Alla fine delle pandemie, tuttavia, non tutto torna come prima: se “le miserie da sopravegnente letizia sono terminate” come scriveva Boccaccio, le conseguenze mediche del contagio possono permanere a lungo. Prima dell’avvento dei vaccini Salk e Sabin, la diffusione della poliomielite nel Novecento in dimensioni precedentemente sconosciute ha lasciato in eredità un gran numero di persone con disabilità.

Ciò ha costretto la medicina e i sistemi sanitari a farsi carico di questi individui, con la messa a punto di trattamenti, tecnologie e prospettive etiche sul valore della vita umana. Lo sviluppo di costosi reparti di terapia intensiva, delle macchine per aiutare la respirazione (fino ai “polmoni d’acciaio”), nonché della medicina della riabilitazione sono anche le conseguenze dell’epidemia di polio nei paesi occidentali. Secondo Agnese Collino – nel suo libro La malattia da dieci centesimi (Codice Edizioni, 2021) – fa parte dell’eredità della polio anche la visibilità e la consapevolezza collettiva della disabilità fisica, incorporata per esempio nelle norme di accessibilità degli edifici e nei sistemi di welfare che consentono di prendersi cura dei disabili (come la ben nota legge 104 del 1992).

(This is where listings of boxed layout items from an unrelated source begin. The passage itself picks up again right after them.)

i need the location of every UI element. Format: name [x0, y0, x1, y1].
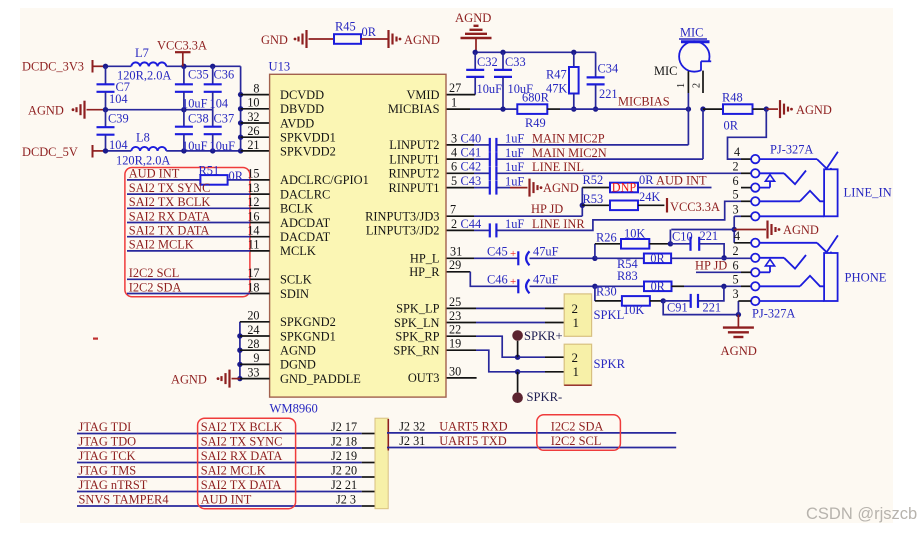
svg-text:DACLRC: DACLRC — [280, 187, 330, 201]
svg-text:LINE INR: LINE INR — [532, 217, 585, 231]
inductor L7 — [117, 46, 171, 83]
svg-text:+: + — [510, 276, 516, 288]
net label row JTAG_nTRST — [77, 478, 375, 492]
capacitor C37 — [204, 110, 235, 153]
net label I2C2_SCL — [127, 266, 270, 280]
svg-text:1: 1 — [573, 315, 580, 330]
svg-text:PJ-327A: PJ-327A — [770, 143, 813, 157]
svg-text:DCVDD: DCVDD — [280, 88, 324, 102]
svg-text:C33: C33 — [505, 55, 526, 69]
svg-text:2: 2 — [733, 244, 739, 258]
svg-text:120R,2.0A: 120R,2.0A — [116, 154, 170, 168]
svg-text:47uF: 47uF — [533, 245, 559, 259]
connector LINE_IN jack PJ-327A — [733, 143, 892, 221]
svg-text:24: 24 — [247, 323, 259, 337]
svg-text:19: 19 — [449, 337, 461, 351]
wire pin30 OUT3 stub — [446, 364, 477, 378]
svg-text:SAI2 MCLK: SAI2 MCLK — [129, 238, 194, 252]
svg-text:AGND: AGND — [28, 104, 64, 118]
svg-text:DCDC_3V3: DCDC_3V3 — [22, 60, 84, 74]
svg-text:MAIN MIC2N: MAIN MIC2N — [532, 146, 607, 160]
svg-text:VCC3.3A: VCC3.3A — [670, 200, 720, 214]
svg-text:R48: R48 — [722, 91, 743, 105]
svg-text:221: 221 — [703, 301, 722, 315]
svg-text:ADCDAT: ADCDAT — [280, 216, 331, 230]
wire MIC to R48 — [703, 108, 723, 110]
svg-text:+: + — [510, 248, 516, 260]
power port AGND at jack node — [734, 221, 819, 239]
svg-text:31: 31 — [450, 245, 462, 259]
svg-text:0R: 0R — [362, 25, 377, 39]
svg-text:J2 18: J2 18 — [331, 435, 357, 449]
connector J2 yellow bar — [375, 418, 388, 509]
svg-text:28: 28 — [247, 337, 259, 351]
net label row JTAG_TDI — [77, 420, 375, 434]
svg-text:32: 32 — [247, 110, 259, 124]
svg-text:SAI2 TX SYNC: SAI2 TX SYNC — [129, 181, 211, 195]
svg-text:SDIN: SDIN — [280, 287, 309, 301]
capacitor C10 — [670, 229, 726, 261]
power port VCC3.3A at R53 — [667, 198, 720, 214]
svg-text:SAI2 RX DATA: SAI2 RX DATA — [129, 209, 211, 223]
svg-text:1uF: 1uF — [505, 217, 524, 231]
pin number 21 — [247, 138, 259, 152]
svg-text:J2 19: J2 19 — [331, 449, 357, 463]
resistor R53 — [582, 190, 664, 210]
wire net HP JD pin7 — [446, 188, 585, 217]
svg-text:8: 8 — [253, 81, 259, 95]
svg-text:2: 2 — [733, 160, 739, 174]
wire pin31 stub — [446, 245, 518, 259]
svg-text:6: 6 — [733, 174, 739, 188]
wire net DCDC_3V3 top rail — [103, 64, 241, 69]
svg-text:SPKL: SPKL — [594, 308, 625, 322]
svg-text:221: 221 — [599, 87, 618, 101]
wire power pin stubs — [241, 95, 270, 151]
pin number 28 — [247, 337, 259, 351]
IC U13 right pin names — [365, 88, 440, 385]
microphone MIC — [654, 26, 712, 79]
resistor R45 — [334, 20, 377, 44]
power port AGND left — [28, 101, 106, 119]
svg-text:4: 4 — [734, 229, 740, 243]
svg-text:AGND: AGND — [783, 223, 819, 237]
resistor R26 — [595, 227, 673, 259]
svg-text:AGND: AGND — [543, 181, 579, 195]
svg-text:AUD INT: AUD INT — [656, 173, 707, 187]
pin number 26 — [247, 124, 259, 138]
svg-text:SPKR: SPKR — [594, 357, 626, 371]
svg-text:C46: C46 — [487, 273, 508, 287]
svg-text:14: 14 — [247, 224, 259, 238]
watermark CSDN — [806, 505, 917, 523]
wire net AGND mid rail — [103, 107, 213, 112]
svg-text:SAI2 TX DATA: SAI2 TX DATA — [129, 224, 210, 238]
svg-text:0R: 0R — [724, 119, 739, 133]
stray red mark — [93, 338, 98, 340]
pin number 9 — [253, 351, 259, 365]
svg-text:25: 25 — [449, 295, 461, 309]
svg-text:3: 3 — [733, 203, 739, 217]
net label row SNVS_TAMPER4 — [77, 493, 375, 507]
svg-text:C35: C35 — [188, 68, 209, 82]
net label AUD_INT / resistor R51 — [127, 163, 270, 184]
svg-text:5: 5 — [733, 188, 739, 202]
IC U13 WM8960 body — [269, 60, 447, 416]
svg-text:MIC: MIC — [654, 64, 677, 78]
resistor R48 — [722, 91, 753, 133]
svg-text:SAI2 TX SYNC: SAI2 TX SYNC — [201, 435, 283, 449]
svg-text:AUD INT: AUD INT — [129, 167, 180, 181]
svg-text:HP_L: HP_L — [410, 252, 440, 266]
capacitor C42 / net LINE INL — [446, 160, 751, 181]
svg-text:13: 13 — [247, 181, 259, 195]
svg-text:LINPUT1: LINPUT1 — [389, 152, 439, 166]
wire net SPK_LP — [446, 295, 564, 309]
svg-text:104: 104 — [109, 92, 128, 106]
net label row JTAG_TMS — [77, 464, 375, 478]
svg-text:AGND: AGND — [721, 344, 757, 358]
wire R30 to phone-gnd — [663, 301, 741, 317]
wire net HP_L — [530, 256, 598, 261]
svg-text:18: 18 — [247, 280, 259, 294]
svg-text:21: 21 — [247, 138, 259, 152]
svg-text:3: 3 — [451, 131, 457, 145]
svg-text:JTAG nTRST: JTAG nTRST — [79, 478, 148, 492]
resistor R83 — [595, 269, 751, 293]
net label AUD INT right — [656, 173, 707, 187]
wire pin27 VMID stub — [446, 94, 475, 96]
svg-text:10K: 10K — [623, 303, 644, 317]
svg-text:SNVS TAMPER4: SNVS TAMPER4 — [79, 493, 169, 507]
capacitor C91 — [663, 286, 724, 314]
net label SAI2_MCLK — [127, 238, 270, 252]
net label SAI2_RX_DATA — [127, 209, 270, 223]
svg-text:C45: C45 — [487, 245, 508, 259]
svg-text:C10: C10 — [672, 230, 693, 244]
capacitor C36 — [204, 66, 234, 110]
resistor R52 DNP — [582, 173, 638, 194]
svg-text:L7: L7 — [135, 46, 149, 60]
svg-text:HP JD: HP JD — [531, 202, 563, 216]
connector SPKL — [564, 294, 624, 336]
svg-text:10: 10 — [247, 96, 259, 110]
svg-text:29: 29 — [449, 258, 461, 272]
IC U13 left pin names — [280, 88, 369, 386]
capacitor C7 — [97, 66, 130, 109]
net label I2C2_SDA — [127, 280, 270, 294]
svg-text:C39: C39 — [108, 112, 129, 126]
svg-text:5: 5 — [451, 174, 457, 188]
svg-text:AUD INT: AUD INT — [201, 493, 252, 507]
pin number 24 — [247, 323, 259, 337]
svg-text:C42: C42 — [461, 160, 482, 174]
svg-text:MICBIAS: MICBIAS — [618, 95, 670, 109]
connector SPKR — [564, 344, 625, 385]
svg-text:LINE_IN: LINE_IN — [844, 186, 892, 200]
test point SPKR+ — [512, 329, 562, 357]
svg-text:JTAG TDI: JTAG TDI — [79, 420, 132, 434]
capacitor C41 / net MAIN MIC2N — [446, 146, 703, 167]
pin number 1 — [451, 96, 457, 110]
svg-text:27: 27 — [449, 81, 461, 95]
svg-text:LINPUT3/JD2: LINPUT3/JD2 — [366, 224, 440, 238]
svg-text:SPKVDD1: SPKVDD1 — [280, 131, 336, 145]
svg-text:JTAG TMS: JTAG TMS — [79, 464, 137, 478]
power port AGND at C43 — [496, 179, 578, 197]
power port VCC3.3A top — [157, 39, 207, 67]
wire net HP_R — [530, 284, 598, 289]
svg-text:R47: R47 — [546, 68, 567, 82]
svg-text:SPKR+: SPKR+ — [524, 329, 563, 343]
svg-text:RINPUT1: RINPUT1 — [389, 181, 440, 195]
wire R48 to AGND — [753, 106, 770, 111]
svg-text:LINE INL: LINE INL — [532, 160, 584, 174]
capacitor C33 — [494, 52, 533, 109]
MIC pin 2 — [691, 71, 703, 93]
svg-text:I2C2 SDA: I2C2 SDA — [551, 420, 604, 434]
svg-text:R49: R49 — [525, 116, 546, 130]
svg-text:R51: R51 — [199, 163, 220, 177]
net label SAI2_TX_DATA — [127, 224, 270, 238]
power port AGND top center-left — [389, 30, 440, 48]
svg-text:2: 2 — [451, 217, 457, 231]
svg-text:J2 3: J2 3 — [336, 493, 356, 507]
resistor R30 — [595, 284, 666, 317]
svg-text:J2 20: J2 20 — [331, 464, 357, 478]
svg-text:UART5 RXD: UART5 RXD — [439, 420, 507, 434]
svg-text:PHONE: PHONE — [845, 271, 887, 285]
svg-text:4: 4 — [451, 146, 457, 160]
wire net VMID/AGND rail — [473, 50, 596, 55]
svg-text:WM8960: WM8960 — [270, 402, 318, 416]
svg-text:104: 104 — [210, 97, 229, 111]
svg-text:DBVDD: DBVDD — [280, 102, 324, 116]
svg-text:10uF: 10uF — [182, 97, 208, 111]
svg-text:SPK_LN: SPK_LN — [394, 316, 439, 330]
net label MICBIAS — [618, 95, 670, 109]
svg-text:16: 16 — [247, 209, 259, 223]
svg-text:GND: GND — [261, 33, 288, 47]
svg-text:SPKGND2: SPKGND2 — [280, 315, 336, 329]
svg-text:9: 9 — [253, 351, 259, 365]
wire net SPK_RP — [446, 323, 564, 360]
svg-text:JTAG TDO: JTAG TDO — [79, 435, 137, 449]
red box signal labels — [125, 168, 250, 297]
svg-text:15: 15 — [247, 167, 259, 181]
pin number 10 — [247, 96, 259, 110]
svg-text:0R: 0R — [650, 251, 665, 265]
wire R26 to jack-gnd — [669, 230, 671, 244]
svg-text:ADCLRC/GPIO1: ADCLRC/GPIO1 — [280, 173, 369, 187]
power port AGND earth top — [455, 11, 492, 52]
svg-text:7: 7 — [450, 202, 456, 216]
svg-text:LINPUT2: LINPUT2 — [389, 138, 439, 152]
svg-text:22: 22 — [449, 323, 461, 337]
svg-text:J2 32: J2 32 — [399, 420, 425, 434]
connector PHONE jack PJ-327A — [696, 229, 887, 321]
net label row JTAG_TDO — [77, 435, 375, 449]
pin number 27 — [449, 81, 461, 95]
svg-text:UART5 TXD: UART5 TXD — [439, 434, 507, 448]
power port DCDC_3V3 — [22, 60, 106, 74]
resistor R54 — [595, 251, 751, 271]
inductor L8 — [116, 131, 170, 168]
svg-text:104: 104 — [109, 138, 128, 152]
svg-text:SPKGND1: SPKGND1 — [280, 329, 336, 343]
power port DCDC_5V — [22, 145, 106, 159]
svg-text:I2C2 SCL: I2C2 SCL — [129, 266, 180, 280]
svg-text:AGND: AGND — [171, 373, 207, 387]
svg-text:C40: C40 — [461, 131, 482, 145]
svg-text:SCLK: SCLK — [280, 273, 312, 287]
net label HP JD at phone — [695, 259, 727, 273]
svg-text:PJ-327A: PJ-327A — [752, 307, 795, 321]
svg-text:J2 17: J2 17 — [331, 420, 357, 434]
wire pin29 stub — [446, 258, 518, 286]
svg-text:C41: C41 — [461, 146, 482, 160]
wire net AGND chip gnd pins — [237, 322, 269, 382]
wire net SPK_RN — [446, 337, 564, 375]
svg-text:AGND: AGND — [455, 11, 491, 25]
svg-text:HP JD: HP JD — [695, 259, 727, 273]
svg-text:MICBIAS: MICBIAS — [388, 102, 440, 116]
svg-text:6: 6 — [733, 259, 739, 273]
svg-text:10uF: 10uF — [182, 139, 208, 153]
pin number 33 — [247, 365, 259, 379]
net label HP JD — [531, 202, 563, 216]
svg-text:20: 20 — [247, 309, 259, 323]
svg-text:SAI2 RX DATA: SAI2 RX DATA — [201, 449, 283, 463]
svg-text:30: 30 — [449, 364, 461, 378]
net label J2_31 UART5_TXD — [387, 434, 676, 448]
svg-text:J2 31: J2 31 — [399, 434, 425, 448]
svg-text:OUT3: OUT3 — [408, 371, 440, 385]
power port AGND earth at phone — [721, 315, 757, 358]
MIC pin 1 — [676, 71, 688, 109]
svg-text:L8: L8 — [136, 131, 150, 145]
svg-text:47K: 47K — [546, 82, 567, 96]
svg-text:DGND: DGND — [280, 358, 316, 372]
svg-text:0R: 0R — [651, 279, 666, 293]
svg-text:MCLK: MCLK — [280, 244, 316, 258]
svg-text:R45: R45 — [335, 20, 356, 34]
svg-text:1uF: 1uF — [505, 146, 524, 160]
svg-text:6: 6 — [451, 160, 457, 174]
power port AGND bottom left — [171, 370, 240, 388]
svg-text:SPKVDD2: SPKVDD2 — [280, 145, 336, 159]
svg-text:AGND: AGND — [796, 103, 832, 117]
wire net MICBIAS — [446, 106, 598, 111]
svg-text:47uF: 47uF — [533, 273, 559, 287]
svg-text:MIC: MIC — [680, 26, 703, 40]
svg-text:1: 1 — [573, 364, 580, 379]
svg-text:680R: 680R — [522, 91, 550, 105]
svg-text:R52: R52 — [583, 173, 604, 187]
svg-text:C32: C32 — [477, 55, 498, 69]
svg-text:SPK_RN: SPK_RN — [393, 344, 439, 358]
svg-text:12: 12 — [247, 195, 259, 209]
wire net DCDC_5V bottom rail — [103, 148, 244, 153]
capacitor C40 / net MAIN MIC2P — [446, 131, 688, 152]
svg-text:DCDC_5V: DCDC_5V — [22, 145, 78, 159]
svg-text:24K: 24K — [639, 190, 660, 204]
svg-text:221: 221 — [700, 229, 719, 243]
svg-text:VCC3.3A: VCC3.3A — [157, 39, 207, 53]
svg-text:5: 5 — [733, 273, 739, 287]
svg-text:SAI2 TX DATA: SAI2 TX DATA — [201, 478, 282, 492]
svg-text:0R: 0R — [229, 169, 244, 183]
svg-text:AGND: AGND — [280, 344, 316, 358]
capacitor C34 — [587, 52, 619, 109]
svg-text:SAI2 TX BCLK: SAI2 TX BCLK — [201, 420, 283, 434]
power port AGND at R48 — [766, 100, 832, 118]
wire net MIC detect to jack pin4 — [728, 109, 767, 159]
svg-text:MAIN MIC2P: MAIN MIC2P — [532, 132, 605, 146]
svg-text:4: 4 — [734, 145, 740, 159]
red box I2C2 — [537, 415, 621, 451]
wire R45 to AGND — [361, 38, 388, 40]
svg-text:SPKR-: SPKR- — [527, 390, 563, 404]
svg-text:DNP: DNP — [612, 180, 637, 194]
capacitor C38 — [175, 110, 209, 153]
svg-text:I2C2 SCL: I2C2 SCL — [551, 434, 602, 448]
svg-text:AGND: AGND — [404, 33, 440, 47]
svg-text:0R: 0R — [639, 173, 654, 187]
svg-text:1uF: 1uF — [505, 132, 524, 146]
svg-text:C44: C44 — [461, 217, 482, 231]
svg-text:3: 3 — [733, 287, 739, 301]
svg-text:VMID: VMID — [406, 88, 439, 102]
svg-text:2: 2 — [572, 350, 579, 365]
pin number 20 — [247, 309, 259, 323]
svg-text:1: 1 — [451, 96, 457, 110]
capacitor C46 — [487, 273, 559, 294]
svg-text:C37: C37 — [214, 112, 235, 126]
pin number 8 — [253, 81, 259, 95]
svg-text:BCLK: BCLK — [280, 202, 313, 216]
svg-text:10uF: 10uF — [210, 139, 236, 153]
svg-text:10uF: 10uF — [477, 82, 503, 96]
resistor R49 — [517, 91, 549, 131]
capacitor C32 — [466, 52, 502, 96]
svg-text:SPK_RP: SPK_RP — [395, 330, 439, 344]
svg-text:R53: R53 — [583, 192, 604, 206]
svg-text:RINPUT2: RINPUT2 — [389, 167, 440, 181]
wire net AUD INT right — [638, 173, 712, 187]
net label SAI2_TX_BCLK — [127, 195, 270, 209]
svg-text:SAI2 MCLK: SAI2 MCLK — [201, 464, 266, 478]
svg-text:U13: U13 — [269, 60, 291, 74]
svg-text:DACDAT: DACDAT — [280, 230, 331, 244]
svg-text:10K: 10K — [624, 227, 645, 241]
svg-text:C91: C91 — [667, 301, 688, 315]
svg-text:17: 17 — [247, 266, 259, 280]
svg-text:R30: R30 — [596, 284, 617, 298]
svg-text:SPK_LP: SPK_LP — [396, 302, 439, 316]
capacitor C39 — [97, 110, 129, 152]
svg-text:2: 2 — [572, 301, 579, 316]
wire net VCC3.3A to power pins — [238, 66, 243, 151]
resistor R47 — [546, 52, 579, 109]
net label J2_32 UART5_RXD — [387, 420, 676, 434]
svg-text:CSDN @rjszcb: CSDN @rjszcb — [806, 505, 917, 523]
svg-text:1uF: 1uF — [505, 160, 524, 174]
svg-text:C36: C36 — [214, 68, 235, 82]
svg-text:HP_R: HP_R — [409, 265, 440, 279]
svg-text:2: 2 — [691, 83, 702, 88]
power port GND top — [261, 30, 334, 48]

Traccia delle pandemie terminate, si trovano quindi ovunque. Possiamo guardare al corpo delle persone e trovare l’impronta della selezione operata dalle malattie epidemiche, o le menomazioni fisiche lasciate dall’infezione: nel caso della pandemia odierna, ci vorrà ancora un po’ di tempo per capire per esempio gli effetti e la rilevanza del “long COVID”. Se invece portiamo lo sguardo sulle istituzioni locali e globali, vediamo lo sviluppo di sistemi di sorveglianza sempre più sofisticati (dalle quarantene e patenti sanitarie della prima età moderna fino ai passaporti vaccinali odierni), frutto di negoziati internazionali e di politiche interne dei diversi governi, che però mostrano la loro fragilità proprio nei momenti emergenziali. Gli interessi di parte possono in qualunque momento minare gli sforzi collettivi – per esempio impedendo la circolazione di farmaci e tecnologie mediche – indebolendo la collaborazione che impedisce a minacce locali di diventare globali.

Di mezzo troviamo la medicina, che cerca di fornire all’individuo strumenti di prevenzione e trattamenti, e dovrebbe orientare – con i numeri dell’epidemiologia e della sanità pubblica – le decisioni politiche rilevanti. Nel mondo di oggi e del prossimo futuro, iperconnesso e basato sulla conoscenza, è il feedback virtuoso tra questi tre livelli che può portarci fuori da una pandemia e limitare l’impatto della successiva, qualunque forma essa prenderà.